One analysis of the study data, supported by the ISR Michigan Retirement Research Center, found that two-thirds of workers would partially retire if firms allowed them to scale back their hours at the same hourly wage they earned while working full-time. And if this happened, the percent of the population between the ages of 62 and 69 who are completely retired would drop by 10 to 15 percent---taking some of the strain off Social Security and raising the rates of experienced workers in the labor force at a time when the country needs it the most---just when the baby boomers are reaching the traditional age of retirement.

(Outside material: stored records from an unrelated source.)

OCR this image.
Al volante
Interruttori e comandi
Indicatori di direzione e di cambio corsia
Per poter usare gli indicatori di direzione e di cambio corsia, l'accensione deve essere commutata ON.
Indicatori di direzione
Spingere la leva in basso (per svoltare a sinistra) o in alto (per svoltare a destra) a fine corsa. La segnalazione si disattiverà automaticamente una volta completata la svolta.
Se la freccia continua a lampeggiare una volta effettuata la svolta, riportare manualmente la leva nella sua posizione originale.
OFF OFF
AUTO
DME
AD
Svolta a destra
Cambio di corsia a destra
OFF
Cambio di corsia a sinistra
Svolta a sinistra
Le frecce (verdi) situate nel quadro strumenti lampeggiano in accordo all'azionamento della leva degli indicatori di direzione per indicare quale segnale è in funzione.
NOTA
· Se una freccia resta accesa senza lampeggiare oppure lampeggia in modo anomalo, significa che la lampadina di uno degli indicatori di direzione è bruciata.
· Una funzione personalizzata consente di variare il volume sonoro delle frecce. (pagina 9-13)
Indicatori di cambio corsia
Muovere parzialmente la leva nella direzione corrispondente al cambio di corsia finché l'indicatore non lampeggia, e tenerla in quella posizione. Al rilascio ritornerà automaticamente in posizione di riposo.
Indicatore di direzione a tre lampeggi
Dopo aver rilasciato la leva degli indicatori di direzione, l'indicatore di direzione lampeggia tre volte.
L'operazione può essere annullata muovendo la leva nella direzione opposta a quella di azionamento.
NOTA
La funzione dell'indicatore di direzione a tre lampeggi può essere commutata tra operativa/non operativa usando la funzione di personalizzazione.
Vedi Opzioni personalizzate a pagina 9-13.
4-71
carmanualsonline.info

So Willis is in the lucky minority, his own study clearly shows. He is also lucky that his colleague and study co-director, economist David Weir, was already in place and ready to take the reins.

"As we talked about this transition, we were very aware of the necessary and healthy tension between continuity and change," said Weir, 52. "A key reason for doing it this way was to preserve the wisdom of people who have been involved in the study for a long time while at the same time nurturing the next generation of researchers."

For the last several years, Weir, in a kind of gradual promotion that's the mirror image of Willis's gradual retirement, has worked on a new set of ideas that are moving the study firmly into the 21st century. Researchers have started collecting biomarker data from participants---DNA samples, blood pressure measurements and fingerprint blood spot samples to check for common disease markers. The questionnaire that participants answer now includes many more items designed to find out how people are doing emotionally. Instead of simply asking whether or not they have a partner, for example, the new questionnaire asks about the quality of the relationship: whether you can open up to your partner if you need to talk about your worries, how much they get on your nerves.

Last week in Ann Arbor, the Health and Retirement Study team held a dinner and series of meetings to formally mark the leadership and organizational changes. Willis became the chair of the study's steering committee. He remains an active partner in the study, and serves as an adviser to a growing number of international studies---in Britain, the European Union, Israel, and soon in China, Japan and Thailand---all of them modeled on the U.S. study. Weir became the principal investigator and director of the study. The event also marked a change in the roles of Juster and other long-time collaborators from around the country, who are moving away from day-to-day involvement in the study. But no one is retiring. "We think of it as graduation rather than retirement," Weir said. "It's a time to move forward, not to call it a day. And June is the traditional month for graduation ceremonies."

Today, Weir and Willis are in Washington, D.C. to present "Growing Older in America: The Health and Retirement Study," a book produced by the National Institute on Aging, to policymakers and the media. The volume summarizes many of the study's findings to date, and highlights the role of the Health and Retirement Study as a major resource on aging in America. The event also marks the transition from one generation to the next. According to a plan Bob Willis set in motion shortly after he took the helm, the first big group of baby boomers joined the study recently. And now, with the boomers entering their 60s and closing in on retirement---whatever that means---a boomer is firmly installed as the Health and Retirement Study's director.